DISCHARGE AND FOLLOW-UP
Initially, we noticed a reluctance to discharge patients who were hospitalised in a ward supervised by physicians who have less experience with patients with pneumonia because of fear of late clinical deterioration. In our experience, however, sudden clinical deterioration is unusual in patients who show a consistent clinical improvement. We have adopted the following rule of thumb to discharge a patient: All patients who do not need oxygen for 24 hours AND have a sO2 ≥ 94% AND no apparent respiratory distress AND temperature < 38°C in last 48 hours are discharged. In addition, patients with a clear clinical improvement who need ≤ 2 l O2 /min are also discharged with home oxygen supply. All patients are instructed to contact the hospital in case of clinical deterioration. As of April 1st only 3 of 72 discharged patients have been readmitted because of late clinical deterioration.
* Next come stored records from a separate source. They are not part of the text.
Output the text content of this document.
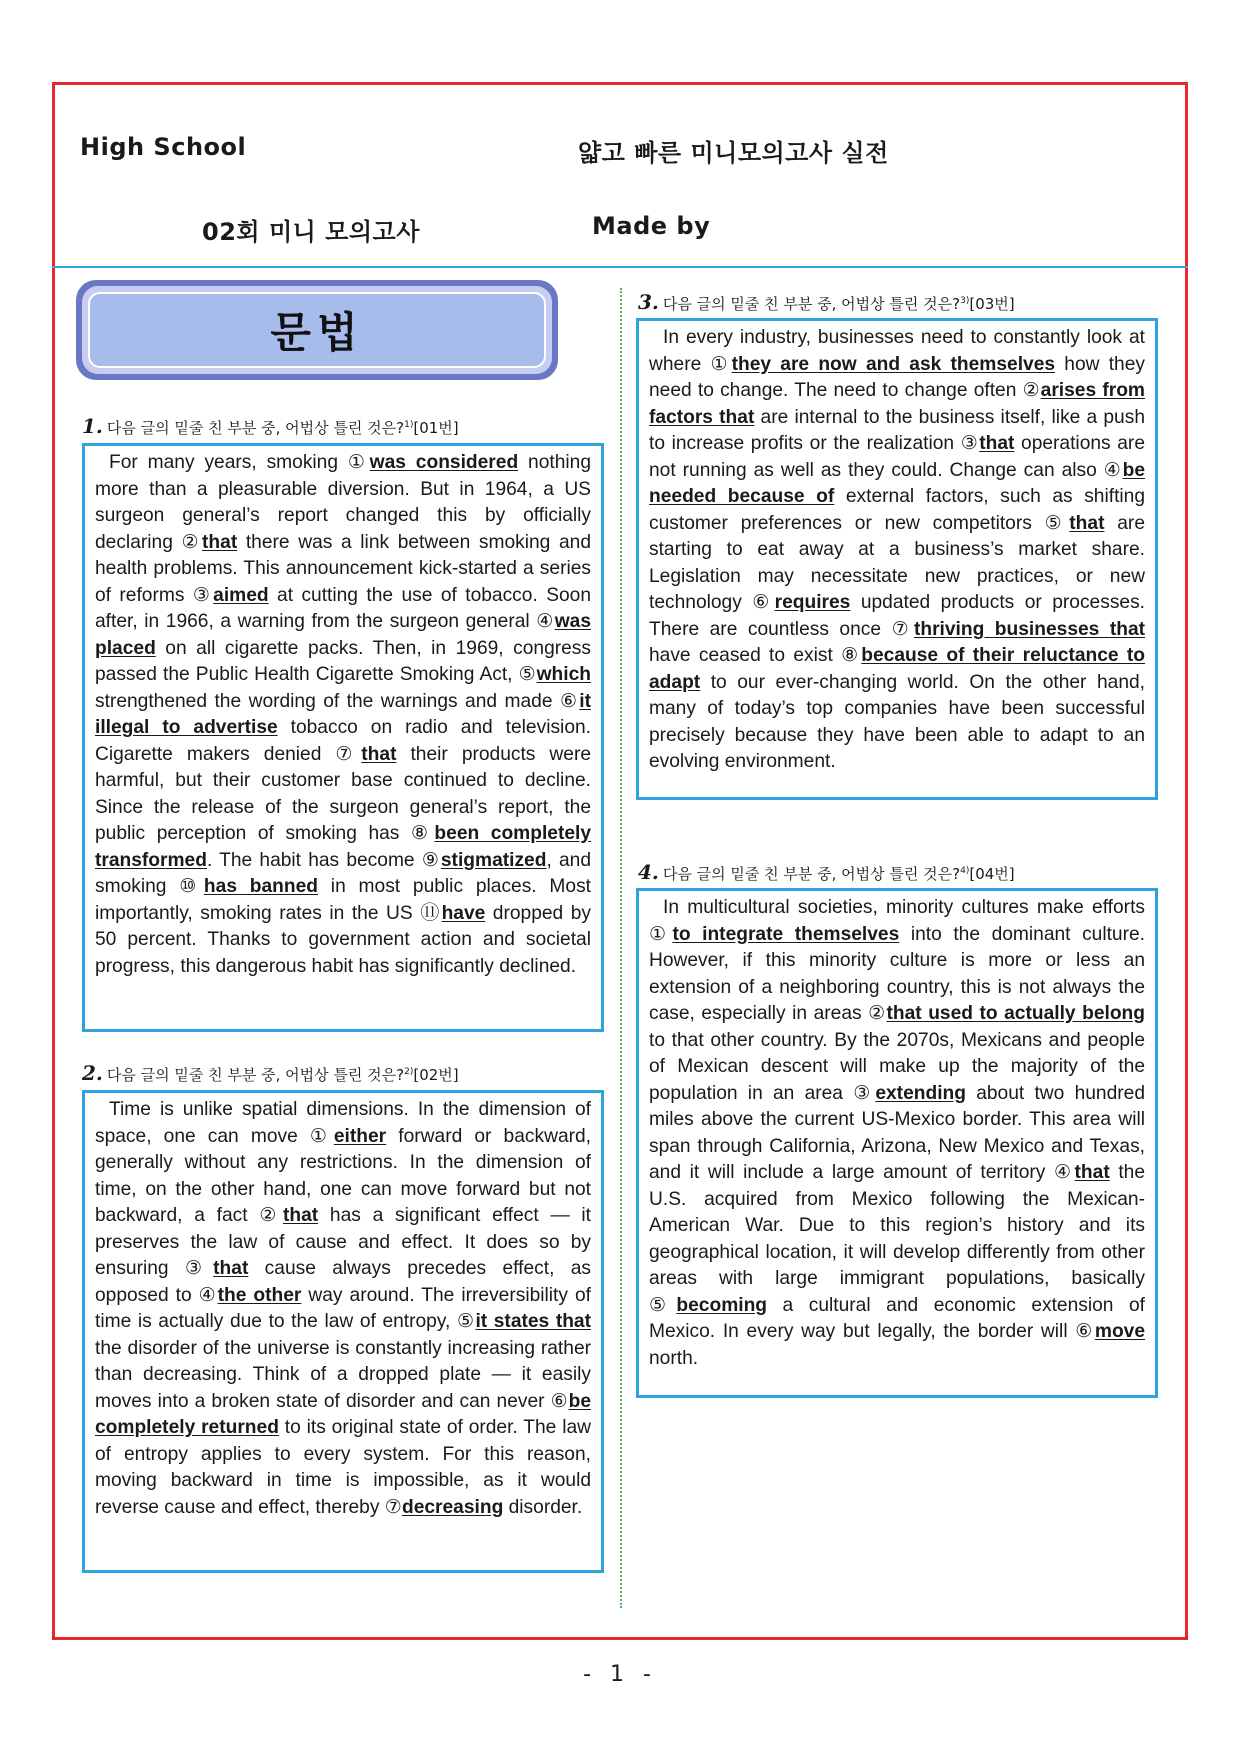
High School	얇고 빠른 미니모의고사 실전
02회 미니 모의고사	Made by
문법
1. 다음 글의 밑줄 친 부분 중, 어법상 틀린 것은?$^{1)}$[01번]
For many years, smoking ①was considered nothing more than a pleasurable diversion. But in 1964, a US surgeon general’s report changed this by officially declaring ②that there was a link between smoking and health problems. This announcement kick-started a series of reforms ③aimed at cutting the use of tobacco. Soon after, in 1966, a warning from the surgeon general ④was placed on all cigarette packs. Then, in 1969, congress passed the Public Health Cigarette Smoking Act, ⑤which strengthened the wording of the warnings and made ⑥it illegal to advertise tobacco on radio and television. Cigarette makers denied ⑦that their products were harmful, but their customer base continued to decline. Since the release of the surgeon general’s report, the public perception of smoking has ⑧been completely transformed. The habit has become ⑨stigmatized, and smoking ⑩has banned in most public places. Most importantly, smoking rates in the US ⑪have dropped by 50 percent. Thanks to government action and societal progress, this dangerous habit has significantly declined.
2. 다음 글의 밑줄 친 부분 중, 어법상 틀린 것은?$^{2)}$[02번]
Time is unlike spatial dimensions. In the dimension of space, one can move ①either forward or backward, generally without any restrictions. In the dimension of time, on the other hand, one can move forward but not backward, a fact ②that has a significant effect — it preserves the law of cause and effect. It does so by ensuring ③that cause always precedes effect, as opposed to ④the other way around. The irreversibility of time is actually due to the law of entropy, ⑤it states that the disorder of the universe is constantly increasing rather than decreasing. Think of a dropped plate — it easily moves into a broken state of disorder and can never ⑥be completely returned to its original state of order. The law of entropy applies to every system. For this reason, moving backward in time is impossible, as it would reverse cause and effect, thereby ⑦decreasing disorder.
3. 다음 글의 밑줄 친 부분 중, 어법상 틀린 것은?$^{3)}$[03번]
In every industry, businesses need to constantly look at where ①they are now and ask themselves how they need to change. The need to change often ②arises from factors that are internal to the business itself, like a push to increase profits or the realization ③that operations are not running as well as they could. Change can also ④be needed because of external factors, such as shifting customer preferences or new competitors ⑤that are starting to eat away at a business’s market share. Legislation may necessitate new practices, or new technology ⑥requires updated products or processes. There are countless once ⑦thriving businesses that have ceased to exist ⑧because of their reluctance to adapt to our ever-changing world. On the other hand, many of today’s top companies have been successful precisely because they have been able to adapt to an evolving environment.
4. 다음 글의 밑줄 친 부분 중, 어법상 틀린 것은?$^{4)}$[04번]
In multicultural societies, minority cultures make efforts ①to integrate themselves into the dominant culture. However, if this minority culture is more or less an extension of a neighboring country, this is not always the case, especially in areas ②that used to actually belong to that other country. By the 2070s, Mexicans and people of Mexican descent will make up the majority of the population in an area ③extending about two hundred miles above the current US-Mexico border. This area will span through California, Arizona, New Mexico and Texas, and it will include a large amount of territory ④that the U.S. acquired from Mexico following the Mexican-American War. Due to this region’s history and its geographical location, it will develop differently from other areas with large immigrant populations, basically ⑤becoming a cultural and economic extension of Mexico. In every way but legally, the border will ⑥move north.
- 1 -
We have faced many challenges with the onset of the Covid-19 outbreak in our region. The situation is constantly evolving with continuing great impact on our health care system. The extraordinary transformation of the hospital organisation and multiple care processes was undertaken using principles of hospital disaster preparedness with, as much as possible, pro-active deployment of hospital capacity, in an attempt to stay ahead of a possible collapse of the local health care system. In our experience, it has been useful to install transit wards where patients wait for their SARS-CoV-2 PCR test results. This prevents an overflow of the ED and unnecessary contact between Covid-19-negative and Covid-19-positive patients. In addition, because of the scale of the outbreak, physicians with different specialities are currently involved in the care of Covid-19 patients. This complicates a uniform policy for admitted patients. We have adopted a hospital-wide guide on the care of Covid-19 patients and have installed a multi-disciplinary Covid-19 stewardship team. A clear internal and external communication policy proved to be paramount to ensure an unforeseen organisational transformation of this large tertiary hospital.
In this paper, we have shared our experiences and we hope that this may be useful for other hospitals during the current crisis.